Do $n=2m+1$ and $\big(2^m\bmod(m\cdot n)\big)\in\{n+1,3n-1\}$ imply $n$ prime?
Equivalently, for $n=2m+1$, do $2^m\equiv\pm1\pmod n$ and $2^m\equiv2\pmod m$ imply $n$ prime?
Note: equivalence follows from the Chinese Remainder Theorem for $m>2$, and examination otherwise. $2^m\equiv\pm1\pmod n$ is an Euler test for $n$.
What if we add the stronger requirements that $2^{(m-1)/2}\equiv\pm1\pmod m$ ? That $m$ pass the strong pseudoprime test to base 2?
The $n$ with $m$ prime that pass the test include all the safe primes (OEIS A005385) above $5$. The corresponding $m$ are Sophie Germain primes (OEIS A005384).

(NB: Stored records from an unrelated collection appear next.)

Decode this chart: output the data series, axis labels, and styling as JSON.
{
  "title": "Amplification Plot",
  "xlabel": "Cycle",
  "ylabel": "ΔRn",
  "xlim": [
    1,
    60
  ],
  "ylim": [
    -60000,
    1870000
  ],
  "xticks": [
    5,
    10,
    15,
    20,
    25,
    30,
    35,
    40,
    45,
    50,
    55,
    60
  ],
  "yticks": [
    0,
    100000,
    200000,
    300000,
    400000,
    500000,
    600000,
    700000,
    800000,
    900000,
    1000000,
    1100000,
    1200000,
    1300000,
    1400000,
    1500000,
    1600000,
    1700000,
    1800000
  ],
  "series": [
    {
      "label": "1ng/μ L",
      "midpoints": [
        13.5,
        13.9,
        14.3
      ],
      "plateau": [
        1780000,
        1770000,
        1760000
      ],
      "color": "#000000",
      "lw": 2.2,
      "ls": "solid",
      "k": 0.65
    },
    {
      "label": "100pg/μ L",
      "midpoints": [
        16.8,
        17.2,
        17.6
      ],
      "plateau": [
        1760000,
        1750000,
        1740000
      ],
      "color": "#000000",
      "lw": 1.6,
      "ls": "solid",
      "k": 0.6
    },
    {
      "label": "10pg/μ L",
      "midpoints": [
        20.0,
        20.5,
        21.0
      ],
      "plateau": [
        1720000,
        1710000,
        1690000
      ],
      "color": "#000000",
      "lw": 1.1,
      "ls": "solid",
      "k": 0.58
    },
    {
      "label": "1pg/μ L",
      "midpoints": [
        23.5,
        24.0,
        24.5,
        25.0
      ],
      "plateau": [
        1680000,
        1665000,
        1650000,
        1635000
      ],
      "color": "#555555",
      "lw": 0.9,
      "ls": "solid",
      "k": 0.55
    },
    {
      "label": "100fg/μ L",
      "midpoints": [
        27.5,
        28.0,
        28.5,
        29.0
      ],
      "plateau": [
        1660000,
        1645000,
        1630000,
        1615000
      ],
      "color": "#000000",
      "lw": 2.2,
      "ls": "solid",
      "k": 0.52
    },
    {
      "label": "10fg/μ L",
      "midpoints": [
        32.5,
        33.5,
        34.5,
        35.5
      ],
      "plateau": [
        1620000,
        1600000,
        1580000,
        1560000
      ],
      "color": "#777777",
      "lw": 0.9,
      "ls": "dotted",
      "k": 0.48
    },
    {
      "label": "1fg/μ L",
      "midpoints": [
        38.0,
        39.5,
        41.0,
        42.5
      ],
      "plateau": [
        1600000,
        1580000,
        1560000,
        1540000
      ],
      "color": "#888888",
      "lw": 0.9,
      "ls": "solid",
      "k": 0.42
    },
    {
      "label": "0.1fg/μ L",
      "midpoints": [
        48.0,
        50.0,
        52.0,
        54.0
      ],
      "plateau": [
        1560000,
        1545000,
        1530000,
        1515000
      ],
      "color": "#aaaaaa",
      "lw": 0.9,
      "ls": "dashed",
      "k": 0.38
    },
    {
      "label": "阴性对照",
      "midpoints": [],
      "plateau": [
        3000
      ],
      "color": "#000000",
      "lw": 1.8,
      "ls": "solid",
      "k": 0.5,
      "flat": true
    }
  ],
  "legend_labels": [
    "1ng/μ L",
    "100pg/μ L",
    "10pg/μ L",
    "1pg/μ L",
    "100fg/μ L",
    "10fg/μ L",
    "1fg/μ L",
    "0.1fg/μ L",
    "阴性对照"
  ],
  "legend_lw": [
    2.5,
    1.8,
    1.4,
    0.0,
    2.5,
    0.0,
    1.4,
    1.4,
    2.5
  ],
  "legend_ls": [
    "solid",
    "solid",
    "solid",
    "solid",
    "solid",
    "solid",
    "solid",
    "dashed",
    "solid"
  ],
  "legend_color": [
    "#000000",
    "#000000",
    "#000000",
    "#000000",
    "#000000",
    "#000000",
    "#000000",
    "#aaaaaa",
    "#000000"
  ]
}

Proof: safe primes $p=2q+1$ match $2^q\equiv\pm1\pmod p$ by Euler's criterion, and match $2^q\equiv2\pmod q$ by Fermat's little theorem.
I fail to prove that conversely, the $n=2m+1$ with $m$ prime that pass the test include nothing but the safe primes.
There are a few other $n$ that pass the test, dubbed pseudo-safe-primes, A300193; terms less than $2^{42}$ b300193; first ones:
683, 1123, 1291, 4931, 16963, 25603, 70667, 110491, 121403, 145771, 166667, 301703, 424843, 529547, 579883, 696323, 715523, 854467, 904103, 1112339, 1175723, 1234187, 1306667, 1444523, 2146043, 2651687, 2796203, 2882183, 3069083, 3216931, 4284283, 4325443, 4577323, 5493179, 5764531, 9949943,
The smallest even $m$ are for $n=252\,435\,584\,573$, $1\,200\,060\,997\,853$, $2\,497\,199\,739\,653$, $453\,074\,558\,824\,253$... which are prime. Any such even $m$ is an even pseudoprime (OEIS A006935).
All odd $m$ are pseudoprimes (OEIS A001567) passing a Fermat test, with the corresponding $n$ passing a strong pseudoprime test.